# New Breaks SQUEAL! 2000 Maxima GLE



## RefoundingHonor (Sep 9, 2010)

I don't know too much about cars, so I'm looking for a bit of advice.

I just had all new brake pads and rotors installed on my 2000 Nissan Maxima GLE.

I've been driving on them for about 5 months now. They have well over 2,000 miles on them now. 

The brakes squal really bad, and if it was a consistent squeal I think the problem would be easier to solve but it's not. Sometimes the squeal won't stop no matter what pressure I have on the brakes and sometimes I can put enough pressure on the brakes so it doesn't squeal.

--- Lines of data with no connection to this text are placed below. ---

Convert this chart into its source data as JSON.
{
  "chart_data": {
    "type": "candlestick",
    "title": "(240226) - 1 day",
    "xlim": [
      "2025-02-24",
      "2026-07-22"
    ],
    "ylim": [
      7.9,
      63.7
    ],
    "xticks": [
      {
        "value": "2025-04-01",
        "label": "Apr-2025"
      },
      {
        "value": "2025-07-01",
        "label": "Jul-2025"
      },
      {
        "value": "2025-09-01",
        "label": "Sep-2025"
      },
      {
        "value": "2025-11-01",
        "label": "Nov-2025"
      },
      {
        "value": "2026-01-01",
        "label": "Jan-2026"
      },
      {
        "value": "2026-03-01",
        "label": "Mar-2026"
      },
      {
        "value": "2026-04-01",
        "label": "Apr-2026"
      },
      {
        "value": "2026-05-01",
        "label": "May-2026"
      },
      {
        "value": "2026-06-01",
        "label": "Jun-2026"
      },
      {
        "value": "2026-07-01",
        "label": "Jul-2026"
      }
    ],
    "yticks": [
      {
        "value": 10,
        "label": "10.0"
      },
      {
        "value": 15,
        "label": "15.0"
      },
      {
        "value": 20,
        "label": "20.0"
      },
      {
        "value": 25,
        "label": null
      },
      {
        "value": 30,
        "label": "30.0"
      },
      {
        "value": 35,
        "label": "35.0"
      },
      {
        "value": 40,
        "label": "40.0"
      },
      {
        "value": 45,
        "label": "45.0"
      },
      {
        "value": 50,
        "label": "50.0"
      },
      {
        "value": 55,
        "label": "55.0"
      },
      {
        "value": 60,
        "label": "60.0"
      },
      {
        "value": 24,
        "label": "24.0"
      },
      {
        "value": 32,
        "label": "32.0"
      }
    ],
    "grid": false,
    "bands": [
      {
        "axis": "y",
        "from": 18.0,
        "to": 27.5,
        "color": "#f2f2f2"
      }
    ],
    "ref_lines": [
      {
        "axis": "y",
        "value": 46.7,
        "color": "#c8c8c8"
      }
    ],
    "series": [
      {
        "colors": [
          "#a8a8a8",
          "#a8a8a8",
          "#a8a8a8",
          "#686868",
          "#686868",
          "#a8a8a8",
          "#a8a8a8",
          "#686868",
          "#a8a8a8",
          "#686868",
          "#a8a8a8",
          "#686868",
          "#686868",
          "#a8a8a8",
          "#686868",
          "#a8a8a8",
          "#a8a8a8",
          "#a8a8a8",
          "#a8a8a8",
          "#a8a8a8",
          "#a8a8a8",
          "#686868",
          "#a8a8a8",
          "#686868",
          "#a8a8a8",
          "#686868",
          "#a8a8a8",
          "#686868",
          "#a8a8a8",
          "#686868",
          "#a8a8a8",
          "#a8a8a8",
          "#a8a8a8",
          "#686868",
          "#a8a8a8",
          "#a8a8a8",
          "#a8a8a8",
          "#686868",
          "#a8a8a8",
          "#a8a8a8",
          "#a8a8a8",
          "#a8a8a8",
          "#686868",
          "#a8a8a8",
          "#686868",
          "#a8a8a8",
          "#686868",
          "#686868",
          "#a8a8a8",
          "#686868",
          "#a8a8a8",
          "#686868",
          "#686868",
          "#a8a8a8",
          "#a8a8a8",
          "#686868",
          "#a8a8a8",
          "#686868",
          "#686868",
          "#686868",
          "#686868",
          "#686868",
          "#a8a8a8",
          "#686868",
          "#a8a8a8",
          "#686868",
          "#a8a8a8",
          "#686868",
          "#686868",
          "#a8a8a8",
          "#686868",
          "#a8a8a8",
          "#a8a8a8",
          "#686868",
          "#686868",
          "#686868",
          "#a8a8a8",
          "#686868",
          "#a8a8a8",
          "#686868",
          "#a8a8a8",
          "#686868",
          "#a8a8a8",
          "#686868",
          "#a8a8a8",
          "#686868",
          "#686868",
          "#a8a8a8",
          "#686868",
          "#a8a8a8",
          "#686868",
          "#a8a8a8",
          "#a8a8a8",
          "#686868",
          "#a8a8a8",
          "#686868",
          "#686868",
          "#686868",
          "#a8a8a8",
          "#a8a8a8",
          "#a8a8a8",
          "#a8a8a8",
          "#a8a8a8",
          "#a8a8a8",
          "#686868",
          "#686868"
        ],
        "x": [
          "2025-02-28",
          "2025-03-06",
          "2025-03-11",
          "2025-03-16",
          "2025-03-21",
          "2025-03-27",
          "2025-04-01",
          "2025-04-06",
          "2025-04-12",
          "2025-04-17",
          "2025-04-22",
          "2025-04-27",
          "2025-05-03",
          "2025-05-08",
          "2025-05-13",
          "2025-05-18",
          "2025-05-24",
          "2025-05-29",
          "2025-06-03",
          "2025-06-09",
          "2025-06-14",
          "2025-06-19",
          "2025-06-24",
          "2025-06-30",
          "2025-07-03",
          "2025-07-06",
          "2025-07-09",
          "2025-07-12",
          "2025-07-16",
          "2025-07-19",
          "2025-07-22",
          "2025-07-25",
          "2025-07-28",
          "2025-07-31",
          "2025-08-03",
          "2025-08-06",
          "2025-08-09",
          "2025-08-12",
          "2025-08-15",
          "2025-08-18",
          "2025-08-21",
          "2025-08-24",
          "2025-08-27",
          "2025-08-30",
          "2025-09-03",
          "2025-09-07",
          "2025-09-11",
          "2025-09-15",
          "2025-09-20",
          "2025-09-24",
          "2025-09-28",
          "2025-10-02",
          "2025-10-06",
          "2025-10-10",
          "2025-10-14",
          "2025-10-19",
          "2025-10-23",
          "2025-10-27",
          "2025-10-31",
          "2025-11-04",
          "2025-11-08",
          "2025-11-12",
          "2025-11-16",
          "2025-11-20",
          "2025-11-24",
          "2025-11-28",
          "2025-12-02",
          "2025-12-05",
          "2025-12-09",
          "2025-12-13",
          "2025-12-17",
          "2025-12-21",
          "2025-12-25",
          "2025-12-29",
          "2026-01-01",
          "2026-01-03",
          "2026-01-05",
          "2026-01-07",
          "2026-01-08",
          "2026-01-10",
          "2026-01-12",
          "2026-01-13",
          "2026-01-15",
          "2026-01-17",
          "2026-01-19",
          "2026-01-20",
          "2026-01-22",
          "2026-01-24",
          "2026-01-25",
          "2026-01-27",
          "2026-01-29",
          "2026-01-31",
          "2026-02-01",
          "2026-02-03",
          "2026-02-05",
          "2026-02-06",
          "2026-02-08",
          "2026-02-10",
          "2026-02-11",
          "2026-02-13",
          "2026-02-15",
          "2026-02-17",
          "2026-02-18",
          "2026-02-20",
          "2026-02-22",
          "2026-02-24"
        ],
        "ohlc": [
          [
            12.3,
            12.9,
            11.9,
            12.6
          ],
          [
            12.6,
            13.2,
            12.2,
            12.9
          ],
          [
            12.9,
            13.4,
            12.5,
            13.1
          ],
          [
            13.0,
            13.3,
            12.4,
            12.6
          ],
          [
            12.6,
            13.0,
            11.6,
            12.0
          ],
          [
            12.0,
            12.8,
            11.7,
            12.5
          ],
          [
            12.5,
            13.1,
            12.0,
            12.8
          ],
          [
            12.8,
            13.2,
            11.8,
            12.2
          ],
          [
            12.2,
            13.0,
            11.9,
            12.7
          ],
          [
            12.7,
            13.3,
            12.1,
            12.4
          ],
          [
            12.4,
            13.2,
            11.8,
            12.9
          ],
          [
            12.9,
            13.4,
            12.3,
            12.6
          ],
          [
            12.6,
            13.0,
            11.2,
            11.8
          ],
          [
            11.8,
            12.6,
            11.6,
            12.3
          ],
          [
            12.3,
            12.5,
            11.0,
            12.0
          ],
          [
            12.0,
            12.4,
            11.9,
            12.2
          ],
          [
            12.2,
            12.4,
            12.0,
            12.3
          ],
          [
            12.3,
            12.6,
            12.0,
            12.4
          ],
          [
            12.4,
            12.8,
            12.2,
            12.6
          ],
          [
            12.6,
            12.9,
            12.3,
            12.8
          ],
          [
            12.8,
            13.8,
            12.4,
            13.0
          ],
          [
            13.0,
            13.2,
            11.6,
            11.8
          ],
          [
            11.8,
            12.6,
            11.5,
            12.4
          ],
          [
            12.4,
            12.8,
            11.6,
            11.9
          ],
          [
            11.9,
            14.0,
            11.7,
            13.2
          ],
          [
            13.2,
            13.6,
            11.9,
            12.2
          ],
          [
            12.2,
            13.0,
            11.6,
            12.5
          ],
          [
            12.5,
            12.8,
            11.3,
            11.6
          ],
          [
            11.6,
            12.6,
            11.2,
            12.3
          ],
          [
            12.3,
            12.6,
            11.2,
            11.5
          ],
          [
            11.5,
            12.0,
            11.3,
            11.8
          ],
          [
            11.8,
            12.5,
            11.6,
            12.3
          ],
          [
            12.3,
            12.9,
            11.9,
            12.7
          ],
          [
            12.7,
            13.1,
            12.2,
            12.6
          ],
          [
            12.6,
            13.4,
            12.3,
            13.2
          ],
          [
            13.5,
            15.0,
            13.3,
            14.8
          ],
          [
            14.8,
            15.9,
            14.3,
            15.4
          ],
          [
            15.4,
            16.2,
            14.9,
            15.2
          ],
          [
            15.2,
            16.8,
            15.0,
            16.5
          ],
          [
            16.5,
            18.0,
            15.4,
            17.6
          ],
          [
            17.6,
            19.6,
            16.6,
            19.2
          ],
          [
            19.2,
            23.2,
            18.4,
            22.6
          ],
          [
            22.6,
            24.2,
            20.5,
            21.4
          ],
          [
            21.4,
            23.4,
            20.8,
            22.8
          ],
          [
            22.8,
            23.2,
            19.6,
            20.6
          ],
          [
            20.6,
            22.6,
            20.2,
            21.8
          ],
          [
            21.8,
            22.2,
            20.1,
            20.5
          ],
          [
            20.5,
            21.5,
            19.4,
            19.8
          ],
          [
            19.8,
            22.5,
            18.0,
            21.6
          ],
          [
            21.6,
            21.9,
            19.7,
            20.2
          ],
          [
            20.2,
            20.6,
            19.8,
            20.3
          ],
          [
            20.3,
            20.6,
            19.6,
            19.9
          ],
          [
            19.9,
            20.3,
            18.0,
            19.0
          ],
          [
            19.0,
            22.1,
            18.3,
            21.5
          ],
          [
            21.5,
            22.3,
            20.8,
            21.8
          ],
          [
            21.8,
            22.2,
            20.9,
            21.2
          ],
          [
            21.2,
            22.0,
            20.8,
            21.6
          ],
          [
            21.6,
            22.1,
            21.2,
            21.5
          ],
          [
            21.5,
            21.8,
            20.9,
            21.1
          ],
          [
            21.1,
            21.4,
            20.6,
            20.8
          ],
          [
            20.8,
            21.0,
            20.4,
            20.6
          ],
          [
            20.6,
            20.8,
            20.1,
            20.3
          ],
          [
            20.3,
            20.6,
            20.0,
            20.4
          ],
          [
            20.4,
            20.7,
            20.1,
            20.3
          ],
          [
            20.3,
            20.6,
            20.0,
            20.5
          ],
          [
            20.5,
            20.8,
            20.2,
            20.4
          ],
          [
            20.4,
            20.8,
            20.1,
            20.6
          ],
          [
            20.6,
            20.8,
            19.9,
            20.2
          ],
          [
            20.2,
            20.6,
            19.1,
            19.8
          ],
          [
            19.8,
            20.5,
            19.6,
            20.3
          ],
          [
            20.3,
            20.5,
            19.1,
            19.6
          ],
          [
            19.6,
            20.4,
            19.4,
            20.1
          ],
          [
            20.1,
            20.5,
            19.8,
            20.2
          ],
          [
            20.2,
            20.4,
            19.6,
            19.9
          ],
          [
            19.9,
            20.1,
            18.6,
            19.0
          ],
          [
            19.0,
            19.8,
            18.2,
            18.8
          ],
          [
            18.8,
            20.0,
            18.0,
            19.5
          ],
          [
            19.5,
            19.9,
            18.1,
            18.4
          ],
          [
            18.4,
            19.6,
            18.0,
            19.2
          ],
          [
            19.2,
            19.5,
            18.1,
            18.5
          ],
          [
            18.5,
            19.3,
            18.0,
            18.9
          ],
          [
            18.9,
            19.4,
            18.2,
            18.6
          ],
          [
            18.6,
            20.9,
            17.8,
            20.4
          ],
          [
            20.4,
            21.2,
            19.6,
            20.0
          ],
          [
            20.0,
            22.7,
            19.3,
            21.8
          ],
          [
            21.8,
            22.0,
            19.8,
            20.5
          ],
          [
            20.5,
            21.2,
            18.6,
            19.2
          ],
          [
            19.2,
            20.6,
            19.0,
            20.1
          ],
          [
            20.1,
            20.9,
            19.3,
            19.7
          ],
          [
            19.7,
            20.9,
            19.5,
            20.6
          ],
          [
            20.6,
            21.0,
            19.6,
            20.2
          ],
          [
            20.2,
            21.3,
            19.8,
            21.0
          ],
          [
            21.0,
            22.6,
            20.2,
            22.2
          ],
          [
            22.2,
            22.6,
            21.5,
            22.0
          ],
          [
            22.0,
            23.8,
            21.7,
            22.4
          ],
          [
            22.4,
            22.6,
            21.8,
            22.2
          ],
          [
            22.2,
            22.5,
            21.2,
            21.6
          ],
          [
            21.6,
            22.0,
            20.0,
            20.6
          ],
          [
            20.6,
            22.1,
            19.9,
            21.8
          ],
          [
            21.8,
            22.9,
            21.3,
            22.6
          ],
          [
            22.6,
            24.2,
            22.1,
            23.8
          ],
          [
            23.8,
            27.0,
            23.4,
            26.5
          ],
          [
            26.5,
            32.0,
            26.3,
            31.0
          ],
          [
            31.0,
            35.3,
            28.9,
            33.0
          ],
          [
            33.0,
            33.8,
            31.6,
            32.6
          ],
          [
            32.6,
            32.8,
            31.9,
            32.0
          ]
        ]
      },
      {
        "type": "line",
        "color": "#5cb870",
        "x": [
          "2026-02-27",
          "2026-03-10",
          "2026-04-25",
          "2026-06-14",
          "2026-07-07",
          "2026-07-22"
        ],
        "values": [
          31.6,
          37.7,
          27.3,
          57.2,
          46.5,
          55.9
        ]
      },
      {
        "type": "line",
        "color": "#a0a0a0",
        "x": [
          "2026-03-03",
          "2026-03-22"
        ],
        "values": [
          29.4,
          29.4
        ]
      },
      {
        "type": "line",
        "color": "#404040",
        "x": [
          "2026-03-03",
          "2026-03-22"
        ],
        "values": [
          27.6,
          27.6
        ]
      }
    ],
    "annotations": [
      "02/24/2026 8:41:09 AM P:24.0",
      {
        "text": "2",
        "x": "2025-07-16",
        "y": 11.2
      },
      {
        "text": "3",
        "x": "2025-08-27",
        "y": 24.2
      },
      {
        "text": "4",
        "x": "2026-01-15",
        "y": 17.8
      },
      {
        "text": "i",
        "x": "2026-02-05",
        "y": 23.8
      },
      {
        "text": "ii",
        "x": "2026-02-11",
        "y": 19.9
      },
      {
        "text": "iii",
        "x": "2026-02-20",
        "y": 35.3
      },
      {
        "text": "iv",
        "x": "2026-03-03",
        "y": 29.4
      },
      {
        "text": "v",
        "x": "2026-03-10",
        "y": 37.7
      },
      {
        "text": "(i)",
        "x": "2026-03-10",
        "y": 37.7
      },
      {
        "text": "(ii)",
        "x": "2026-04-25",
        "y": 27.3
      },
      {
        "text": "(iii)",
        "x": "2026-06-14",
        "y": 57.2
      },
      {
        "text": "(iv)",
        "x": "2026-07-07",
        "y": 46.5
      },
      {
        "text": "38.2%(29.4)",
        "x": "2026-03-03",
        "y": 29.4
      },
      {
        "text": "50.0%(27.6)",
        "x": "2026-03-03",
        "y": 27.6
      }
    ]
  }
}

Also if I'm sitting at a red light and I let my foot off the brake to coast up about 20 feet or so I can still here a slight squeal even with my foot off the brake!

Another thing to note is, when I first leave my house in the morning there isn't a squeal, but by the time I get half way to work (2-3 miles) then the squealing begins.

My pads also have the "non squealing" plates on them already, and my dad tried using some of that squealing goop on the pads and that didn't do a thing.

Please help!


----------



## rogoman (Dec 16, 2004)

Here's several possibilities of brake squeal:

Heat cracked or worn "un-true" rotors.
Rough finish on resurfaced rotors.
Loose fitting brake pads in the caliper.
Lack of silicone compound on back of brake pad.
Missing springs or anti-rattle clips that should be on the caliper or pad.
Improper tightening sequence of lug nuts or caliper hardware.
------------------------------------------------------------------
Many aftermarket brake pads have a tendency to cause squealing. Nissan OEM pads generally are quiet.


----------



## Paul79UF (Jan 23, 2003)

Hmmm, I was going to recommend the "goo".

I've used CRC disc brake quiet gel in the past with good results.

If your car is a 2000, you might need to replace the rotors and pads at the same time.

How many miles on the car?


----------



## qx4'n (Jun 4, 2003)

I bet they are ceramic pads or semi metallics. If so, they've been know to do this in some applications. I can imagine the sound being annoying but you should not have much to worry about if there is no wobbling/vibrating in your front-end and it stops fine.


----------